Swimming Pool

BG City Pool keeping ‘poo’ away – reusable swim shorts provided free for diapered children – BG Independent News


BG Independent News

To keep feces out of the pool, all diapered children at Bowling Green City Pool are now required to wear reusable swim shorts.

In the past, disposable swim nappies were required, but they tend to fill up with water as soon as kids enter the pool — leaving no saturation for leaks from non-potty trained swimmers.

“They don’t contain the feces very well,” Parks and Recreation Director Kristin Otley said Tuesday during a meeting of the city’s Parks and Recreation Board.

Fitness and water manager Josh Chatfield was more descriptive.

“Poop escapes the diapers – up the back,” he said, drawing a groan from the board.

Otley and Chatfield said the pool will provide free reusable swim trunks to parents of children in diapers. The Bowling Green Community Foundation is providing a $2,440 grant to purchase approximately 1,000 of the swim trunks.

The cost of the poop trapping pants is far less than the cost of treating fecal matter that reaches the pool water.

Treatment of spilled feces varies by incident and can take up to 24 hours. Chemical costs, cleaning staff time, and lost revenue due to the closure range from $750 to $3,625 per fecal incident.

The Bowling Green pool experiences an average of six pool stools each summer. Faecal matter in water is not only a costly problem to solve, it is also a public health problem. Waterborne diseases such as Giardia and Cryptosporidium can spread quickly if the litter goes unnoticed or unreported.

Added to this is the negative image associated with swimming in faecal-contaminated water.

The reusable swimming trunks will be available on site, along with health information about diseases that can result from water contamination. Otley and Chatfield explained that they want the trunks to be free as many families will be arriving to swim for the day and are unaware of the new rule.

Additionally, for many underprivileged and unprepared families, there could be a financial obstacle that could result in being turned away for not having a reusable swim diaper.

The trunks can be taken home by families and reused when they return to the pool.

The board also discussed other pool-related matters Tuesday night. Otley gave an update on the pool budget and presented a proposal to generate more revenue.

In November, the board was informed that swimmers were flooding the pool last summer, but revenue was collapsing due to increased costs to run the site.

As the city saw growing numbers of people flocking to the pool, any growth in revenue from the surge in attendance was offset by increased spending on staff, chemicals, concessions, and natural gas.

When it was all added up at the end of the season, the pool budget was in the red at $29,230 — with $326,085 in revenue and $355,315 in expenses.

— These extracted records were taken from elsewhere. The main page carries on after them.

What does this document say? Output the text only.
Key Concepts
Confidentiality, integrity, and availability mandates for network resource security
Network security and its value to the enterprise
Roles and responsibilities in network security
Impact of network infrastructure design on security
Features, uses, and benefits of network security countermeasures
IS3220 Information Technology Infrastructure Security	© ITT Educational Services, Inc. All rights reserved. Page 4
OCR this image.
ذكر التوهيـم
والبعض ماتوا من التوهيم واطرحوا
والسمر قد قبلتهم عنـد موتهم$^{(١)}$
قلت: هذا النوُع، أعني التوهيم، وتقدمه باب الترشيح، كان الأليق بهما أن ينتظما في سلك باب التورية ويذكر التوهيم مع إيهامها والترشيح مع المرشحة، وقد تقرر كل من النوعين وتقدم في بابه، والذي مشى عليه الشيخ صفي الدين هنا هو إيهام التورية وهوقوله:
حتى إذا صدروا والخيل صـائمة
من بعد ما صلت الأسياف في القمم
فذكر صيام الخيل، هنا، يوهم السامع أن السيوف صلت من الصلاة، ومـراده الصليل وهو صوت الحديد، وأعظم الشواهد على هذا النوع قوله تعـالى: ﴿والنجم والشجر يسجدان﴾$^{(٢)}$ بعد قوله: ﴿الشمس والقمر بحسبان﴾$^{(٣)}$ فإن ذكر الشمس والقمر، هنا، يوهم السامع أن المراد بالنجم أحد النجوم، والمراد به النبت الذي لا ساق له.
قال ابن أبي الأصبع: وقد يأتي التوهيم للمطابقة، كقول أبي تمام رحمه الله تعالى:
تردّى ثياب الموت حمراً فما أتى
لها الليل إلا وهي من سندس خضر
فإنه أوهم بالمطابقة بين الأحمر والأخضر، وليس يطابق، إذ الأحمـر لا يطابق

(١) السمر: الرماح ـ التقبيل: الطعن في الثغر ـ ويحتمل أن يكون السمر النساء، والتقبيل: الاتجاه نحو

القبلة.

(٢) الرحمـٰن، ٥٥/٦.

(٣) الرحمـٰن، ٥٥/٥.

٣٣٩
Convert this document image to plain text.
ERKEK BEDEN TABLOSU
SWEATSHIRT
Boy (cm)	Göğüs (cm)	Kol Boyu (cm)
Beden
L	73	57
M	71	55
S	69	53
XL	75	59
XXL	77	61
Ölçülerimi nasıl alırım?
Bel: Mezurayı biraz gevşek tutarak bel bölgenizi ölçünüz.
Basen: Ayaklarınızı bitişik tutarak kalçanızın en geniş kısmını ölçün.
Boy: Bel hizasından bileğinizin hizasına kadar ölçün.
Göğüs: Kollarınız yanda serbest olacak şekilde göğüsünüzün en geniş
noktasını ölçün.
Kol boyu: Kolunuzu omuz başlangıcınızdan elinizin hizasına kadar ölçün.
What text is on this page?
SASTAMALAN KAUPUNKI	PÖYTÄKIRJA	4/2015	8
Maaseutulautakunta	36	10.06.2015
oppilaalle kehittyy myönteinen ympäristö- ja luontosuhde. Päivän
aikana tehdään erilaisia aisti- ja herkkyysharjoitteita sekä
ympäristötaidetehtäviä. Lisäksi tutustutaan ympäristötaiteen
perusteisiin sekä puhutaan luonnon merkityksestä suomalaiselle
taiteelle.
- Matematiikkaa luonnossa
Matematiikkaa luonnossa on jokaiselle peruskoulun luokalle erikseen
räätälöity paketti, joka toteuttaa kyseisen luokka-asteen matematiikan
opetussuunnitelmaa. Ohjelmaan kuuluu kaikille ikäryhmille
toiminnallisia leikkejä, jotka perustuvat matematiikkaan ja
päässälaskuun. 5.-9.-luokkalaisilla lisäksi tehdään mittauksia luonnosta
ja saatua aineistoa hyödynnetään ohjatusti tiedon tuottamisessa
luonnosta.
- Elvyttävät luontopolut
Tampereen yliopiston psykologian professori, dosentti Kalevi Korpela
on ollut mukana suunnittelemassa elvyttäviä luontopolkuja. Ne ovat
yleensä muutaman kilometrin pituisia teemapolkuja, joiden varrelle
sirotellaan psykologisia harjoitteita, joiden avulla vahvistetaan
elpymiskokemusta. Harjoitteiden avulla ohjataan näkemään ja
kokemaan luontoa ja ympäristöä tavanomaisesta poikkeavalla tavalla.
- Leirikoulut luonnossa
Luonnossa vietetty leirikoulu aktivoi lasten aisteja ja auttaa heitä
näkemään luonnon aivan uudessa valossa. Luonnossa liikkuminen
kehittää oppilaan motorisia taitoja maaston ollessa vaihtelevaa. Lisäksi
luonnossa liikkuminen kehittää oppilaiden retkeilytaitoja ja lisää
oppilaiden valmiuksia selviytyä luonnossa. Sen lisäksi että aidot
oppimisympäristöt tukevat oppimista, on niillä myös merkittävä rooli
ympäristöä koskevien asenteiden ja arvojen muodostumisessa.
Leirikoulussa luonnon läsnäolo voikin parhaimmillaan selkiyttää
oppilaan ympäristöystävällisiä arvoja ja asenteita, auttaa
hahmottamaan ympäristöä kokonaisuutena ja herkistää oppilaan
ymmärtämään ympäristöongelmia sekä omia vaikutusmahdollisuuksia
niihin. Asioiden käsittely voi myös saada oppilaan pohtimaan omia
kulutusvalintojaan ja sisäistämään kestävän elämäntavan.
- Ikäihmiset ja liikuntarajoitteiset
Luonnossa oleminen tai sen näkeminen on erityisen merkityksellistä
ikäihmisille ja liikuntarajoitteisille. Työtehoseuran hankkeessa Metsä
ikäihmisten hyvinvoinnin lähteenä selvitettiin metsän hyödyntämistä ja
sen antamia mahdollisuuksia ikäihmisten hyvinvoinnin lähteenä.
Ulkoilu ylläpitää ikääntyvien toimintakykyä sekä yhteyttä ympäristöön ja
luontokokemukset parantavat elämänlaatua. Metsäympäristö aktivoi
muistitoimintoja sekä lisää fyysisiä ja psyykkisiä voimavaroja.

The city had already committed $20,000 in American Rescue Plan funding to the pool, so the expenditure was $9,230 over budget.

And this funding will not be repeated.

“There are no ARPA funds coming this year,” Otley said.

Otley suggested adding 50 cents to the daily fee for non-residents. That would bring in an estimated $6,000 more this summer. She recommended leaving the rates for city dwellers unchanged, as residents already pay over taxes for the pool.

The last tariff increase in the outdoor pool took place in 2019 – again only for non-residents.

Two board members – Cale Hover and Ardy Gonyer – questioned whether the proposed increase would be enough. Otley said the uncertainty surrounding the economy was reluctant to recommend more.

“There’s quite a bit of economic uncertainty,” she said.

The board will consider the rates again in February before making a decision. The recommendation then goes to City Council for approval.

The figures presented for the pool in November were not all negative. On the plus side, daily pool entries were high — they brought in $136,235, up nearly $20,000 from last year. However, season tickets were down — totaling $95,068, down nearly $12,000 from last year.

Concession sales were high – they came in at $69,539, about $6,000 up from 2021.

And swimming lessons were solid, with revenue of $25,243, about $900 down from last year, despite the decision to lower the maximum class size from 18 to 12 to give students better instruction and more individual attention .

Overall, revenues increased by around 3.6%.

However, spending on inventories, staffing, and supplies increased about 7.7%, or $25,552, year over year.

These expenses included an approximately $2,000 increase in administration and maintenance staff, an approximately $5,000 increase in water personnel, a $4,000 increase in chemicals, concession supplies by nearly $3,000, operating expenses by $9,000 US dollars and natural gas by more than US$3,000.